Uma das grandes preocupações actuais dos habitantes deste planeta passa pela conservação do ecossistema, em que a reciclagem assume um papel fundamental.

Outra grande tendência actual é a procura de produtos gourmet, onde pontificam os azeites, vinagres, compotas,  bolachas, pastas italianas, vinhos e licores, num infindável rol de formatos e sabores.

É por isso evidente que o caminho passará, mais cedo ou mais tarde, pelo aliar destas duas noções – reciclagem e gourmet – e por isso adianto desde já a ideia de uma iguaria eco-gourmet a explorar futuramente: a pasta de papel.

Segundo algumas pessoas que habitam próximo de fábricas da Portucel o cheiro não será muito agradável, mas tal como as trufas, o caviar ou o queijo azul, será um sabor que se tem que se adquirir com o tempo para apreciar em todo o seu esplendor.

Mapa de curvas de mimo

Outubro 25th, 2010

Tenho muitas amigas e amigos que foram pais recentemente, ou que estão quase a ser, e acredito que pela cabeça de todos passem inúmeras dúvidas e incertezas, sendo que uma delas é como irão evitar mimar demasiado os filhos.

E ao dizer mimar não quero dizer pintar a cara de branco, com uma lágrima desenhada a preto por baixo do olho esquerdo, pôr um barrete, vestir uma camisola às riscas horizontais finas azuis e brancas e imitar insistentemente os movimentos que os seus rebentos fazem, até ao ponto de eles bolçarem e mesmo aí os pais imitarem o gesto.

Nada disso.

O que quero dizer é que é muito fina a linha que separa um tratamento adequado a um filho, o garante que não lhe falte nada, que seja feliz e, por outro lado, a estragação com mimos, com reflexos directos e nefastos na sua preparação para o futuro e personalidade.

É difícil estabelecer o equilíbrio, decidir com certeza quais as atitudes correctas a adoptar e definir qual o ponto exacto em que se começa a abusar da mimalhice.

Por isso defendo que os estudiosos do desenvolvimento das crianças deviam elaborar um mapa de curvas de mimo, para facilitar a vida aos jovens pais.

Era a melhor e mais prática forma de os orientar nesse difícil processo de dar mimo, mas sem estragar.

Vin Dimas

Setembro 29th, 2010

Existe uma personagem muito negligenciada e injustamente deixada de fora dos livros de enologia e etnografia, mas cuja acção é tão importante que o seu nome deu mesmo origem à designação que hoje damos ao acto de “vindimar”.
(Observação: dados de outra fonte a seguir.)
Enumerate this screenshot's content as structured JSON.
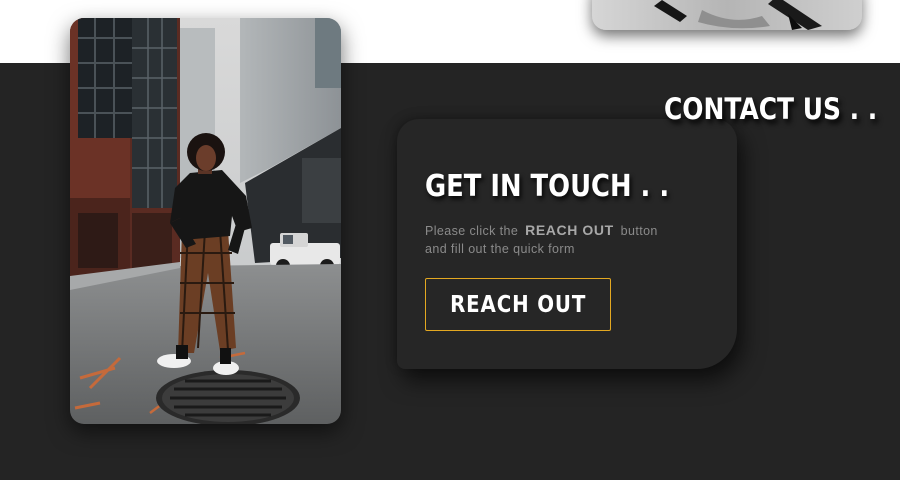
{
  "contact": {
    "title": "CONTACT US . ."
  },
  "touch_card": {
    "heading": "GET IN TOUCH . .",
    "body_prefix": "Please click the",
    "body_emphasis": "REACH OUT",
    "body_suffix": "button",
    "body_line2": "and fill out the quick form",
    "button_label": "REACH OUT"
  },
  "colors": {
    "dark_background": "#242424",
    "card_background": "#262626",
    "button_border": "#e3a821",
    "text_primary": "#ffffff",
    "text_muted": "#8a8a8a"
  }
}
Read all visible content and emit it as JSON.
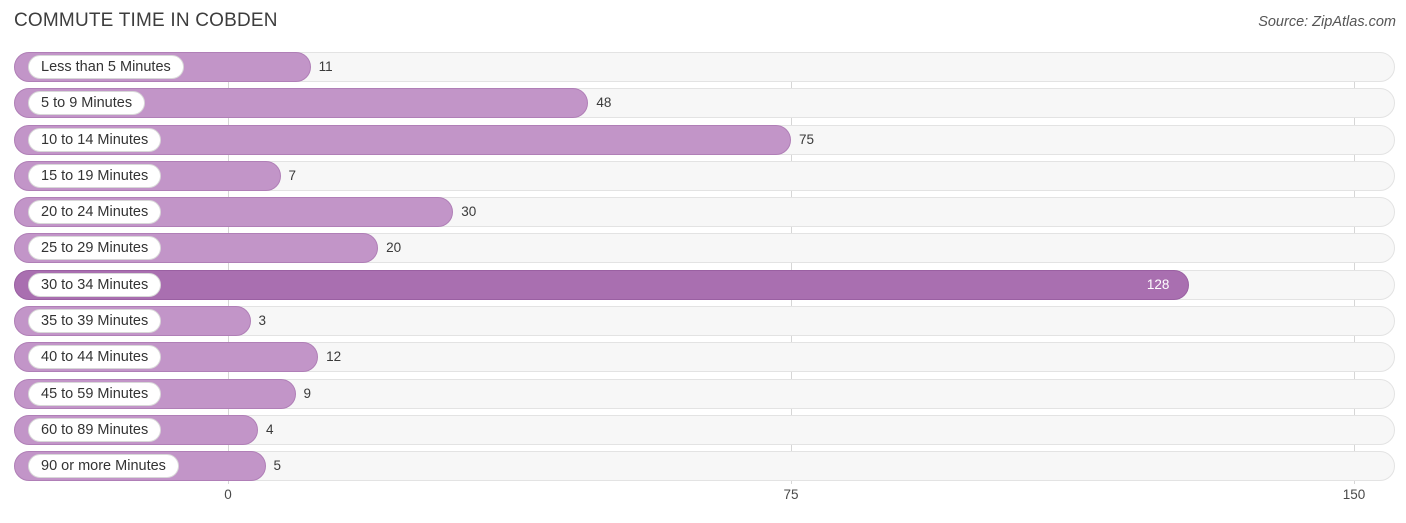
{
  "header": {
    "title": "Commute Time in Cobden",
    "source": "Source: ZipAtlas.com"
  },
  "chart_data": {
    "type": "bar",
    "orientation": "horizontal",
    "title": "COMMUTE TIME IN COBDEN",
    "subtitle": "",
    "xlabel": "",
    "ylabel": "",
    "xlim": [
      0,
      150
    ],
    "ticks": [
      0,
      75,
      150
    ],
    "tick_labels": [
      "0",
      "75",
      "150"
    ],
    "grid": true,
    "legend": null,
    "categories": [
      "Less than 5 Minutes",
      "5 to 9 Minutes",
      "10 to 14 Minutes",
      "15 to 19 Minutes",
      "20 to 24 Minutes",
      "25 to 29 Minutes",
      "30 to 34 Minutes",
      "35 to 39 Minutes",
      "40 to 44 Minutes",
      "45 to 59 Minutes",
      "60 to 89 Minutes",
      "90 or more Minutes"
    ],
    "values": [
      11,
      48,
      75,
      7,
      30,
      20,
      128,
      3,
      12,
      9,
      4,
      5
    ],
    "value_labels": [
      "11",
      "48",
      "75",
      "7",
      "30",
      "20",
      "128",
      "3",
      "12",
      "9",
      "4",
      "5"
    ],
    "colors": {
      "bar": "#c295c8",
      "bar_highlight": "#a96fb0",
      "track": "#f7f7f7",
      "track_border": "#e3e3e3",
      "gridline": "#d6d6d6",
      "text": "#3d3d3d"
    }
  }
}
As primeiras referências a esta figura remontam ao período clássico e dizem-nos que o primeiro elemento desta linhagem foi gerado numa relação entre dois homens: Vinicius, bravo e possante general da legião romana, e Dimastenes, pastor grego que utilizava a ala esquerda dos campos da ilha de Lesbos.

Deram o nome de Vin Dimas ao seu filho, pela junção das iniciais dos seus próprios nomes, e desde aí surge geracionalmente mais um homem com idêntica génese, com as mesmas características pessoais e a mesma missão.

O actual Vin Dimas, dizem os vindimeiros, é o rebento de uma relação secreta entre um famoso actor de filmes de acção de Hollywood e um antigo jogador de futebol português com aspecto rústico.É nesta altura do ano que mais se menciona o seu nome, já que a sua acção é fundamental para inspirar muitos vindimeiros para a dura tarefa de deitar abaixo esses seres maquiavélicos conhecidos como “uvas”, e é por isso que nesta época, ciclicamente, ouvimos falar de Vin Dimas.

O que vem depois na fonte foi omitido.